Nocturne op. 72 nO 1, BI 49, BI 108.

Valses op. 64 nos 1 et 2 et op. 69.

Laurent Martin (piano).

Ligia Digital LID]01 0318807,

distr. HM. 0 2005, TT: 1 h 11'.

TECHNIQUE:6/10

 

Le repos du guerrier ?

Pas vraiment, et pourtant, c'est une pause dans l'exemplaire

carrière discographique de Laurent Martin qui depuis longtemps défend des compositeurs qui n'encombrent ni les salles de concert ni les bacs des disquaires: Alkan, Mel Bonis, Boëly,Onslow ont trouvé en lui un héraut talentueux... ce que confirme ce splendide récital: il joue Chopin avec une sonorité large, chantante, cuivrée, des basses profondes - nettes et en place ! -, un sens rare de la polyphonie et du rubato.

Dans un programme variant les climats et les époques, chaque pièce trouve sa juste lecture, et quand on dresse l'oreille devant un tempo que l'on trouve un peu trop lent pour un nocturne, immédiatement le poids du son, sa longueur, l'appui sur les graves le justifient, Laurent Martin à une oreille remarquable pour mettre ensemble harmonie, mélodie et polyphonie... ce qui n'est pas si fréquent. Et sans aucune volonté professorale ou démonstrative: il semble inventer la musique à mesure qu'elle avance. Le pianiste dit qu'il a été marqué par la découverte du Chopin classique de Rubinstein, mais à la vérité, il ne tient guère de lui, il est plus fuligineux, plus tourmenté, plus sombre. A l'image du tableau de Delacroix qui orne la pochette.

Alain Lompech

DIAPASON février 2008

 

 

 

LA MONTAGNE Dimanche 27 avril 2008

Evidence pianistique

Laurent Martin, Chopin patricien

 

La forme se domine et porte, elle est porte qui s'ouvre et livre sa clarté, respire en plein espace  (...)

La ligne et sa brusque tension assaillent les regards, si le calme renaît, il fleurit sous l'accord... (*)

 

Choc en découvrant le Chopin de Laurent Martin, chez Ligia Digital.

On se précipite sur Cortot, Samson François, Rubinstein, Arrau, Lipatti, Perlernuter, Pollini ou la trop confidentielle Novaes.

Plus près de nous, on réécoute Freire, Kissin. Lugansky. Du (beau) monde sur les rangs ! Alors on repasse encore et encore Martin.

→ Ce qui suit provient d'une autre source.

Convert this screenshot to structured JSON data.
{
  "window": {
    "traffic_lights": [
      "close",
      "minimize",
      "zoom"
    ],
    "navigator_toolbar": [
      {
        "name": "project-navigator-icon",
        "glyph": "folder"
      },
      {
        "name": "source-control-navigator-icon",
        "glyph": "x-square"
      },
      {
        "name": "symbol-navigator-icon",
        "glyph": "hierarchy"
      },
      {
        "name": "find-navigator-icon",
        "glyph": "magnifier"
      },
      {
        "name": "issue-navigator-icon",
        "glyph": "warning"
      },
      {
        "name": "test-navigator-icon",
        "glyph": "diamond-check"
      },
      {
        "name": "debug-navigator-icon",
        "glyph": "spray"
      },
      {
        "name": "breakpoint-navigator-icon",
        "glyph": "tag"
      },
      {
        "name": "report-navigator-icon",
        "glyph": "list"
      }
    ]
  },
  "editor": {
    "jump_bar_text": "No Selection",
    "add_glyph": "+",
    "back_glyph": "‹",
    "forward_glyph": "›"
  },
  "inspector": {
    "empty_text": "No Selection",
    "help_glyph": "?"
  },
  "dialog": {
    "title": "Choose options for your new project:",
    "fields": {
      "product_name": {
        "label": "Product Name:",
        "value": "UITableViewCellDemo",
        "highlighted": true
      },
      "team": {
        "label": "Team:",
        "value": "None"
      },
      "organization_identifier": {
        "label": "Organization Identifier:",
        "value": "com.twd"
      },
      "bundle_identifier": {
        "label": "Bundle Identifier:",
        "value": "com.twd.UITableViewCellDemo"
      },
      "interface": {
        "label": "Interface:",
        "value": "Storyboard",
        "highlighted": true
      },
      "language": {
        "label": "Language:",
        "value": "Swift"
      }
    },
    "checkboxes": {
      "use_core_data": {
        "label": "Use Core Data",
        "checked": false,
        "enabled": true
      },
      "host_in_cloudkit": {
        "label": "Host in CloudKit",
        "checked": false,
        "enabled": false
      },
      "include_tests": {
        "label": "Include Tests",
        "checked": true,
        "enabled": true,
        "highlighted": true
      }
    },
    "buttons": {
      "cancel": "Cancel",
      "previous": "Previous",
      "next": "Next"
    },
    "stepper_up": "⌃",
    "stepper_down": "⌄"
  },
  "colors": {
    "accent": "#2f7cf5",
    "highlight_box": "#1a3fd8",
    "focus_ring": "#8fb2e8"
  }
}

Pause. Longue de préférence. Et on reprend tout à zéro. Émotion intacte : il est des évidences qui ne sauraient tromper. Fulgurance de la transparence que l'interprète ne doit qu'à la pureté et à la rectitude d'un jeu entier et dominateur, d'une impeccable projection patricienne.

Pas d'esbroufe, de distorsion cadentielle, de gauchissement cosmétique de la syntaxe en quête d'épate. Ce pianiste, au rare toucher de plénitude, partage avec le poète belge cité en exergue cette culture pour une trop grande discrétion. Posture souligne Charles Dobzinski dans sa préface qui permet à Philippe Jones de

s'interdire de "revendiquer une situation privilégiée".

Et comme à l'exhortation de Jones, Laurent Martin semble "dans l'élan ultime et la forme première [accorder] la raison d'être à la raison d'espérer".

Comment ne pas rester confondu devant cet art du legato qui conserve aux sons toute leur netteté dans une longue respiration ininterrompue ? Les silences mêmes y revêtent une dimension organique, poursuivant la poésie dans cet espace merveilleusement ténu des harmoniques. Science et sensibilité mélodique, auxquelles bien peu de grands noms plus haut cités ont su accéder. Un chant précis jusqu'à l'incise, jusqu'à l'ascèse poétique et d'une incroyable finesse d'exécution.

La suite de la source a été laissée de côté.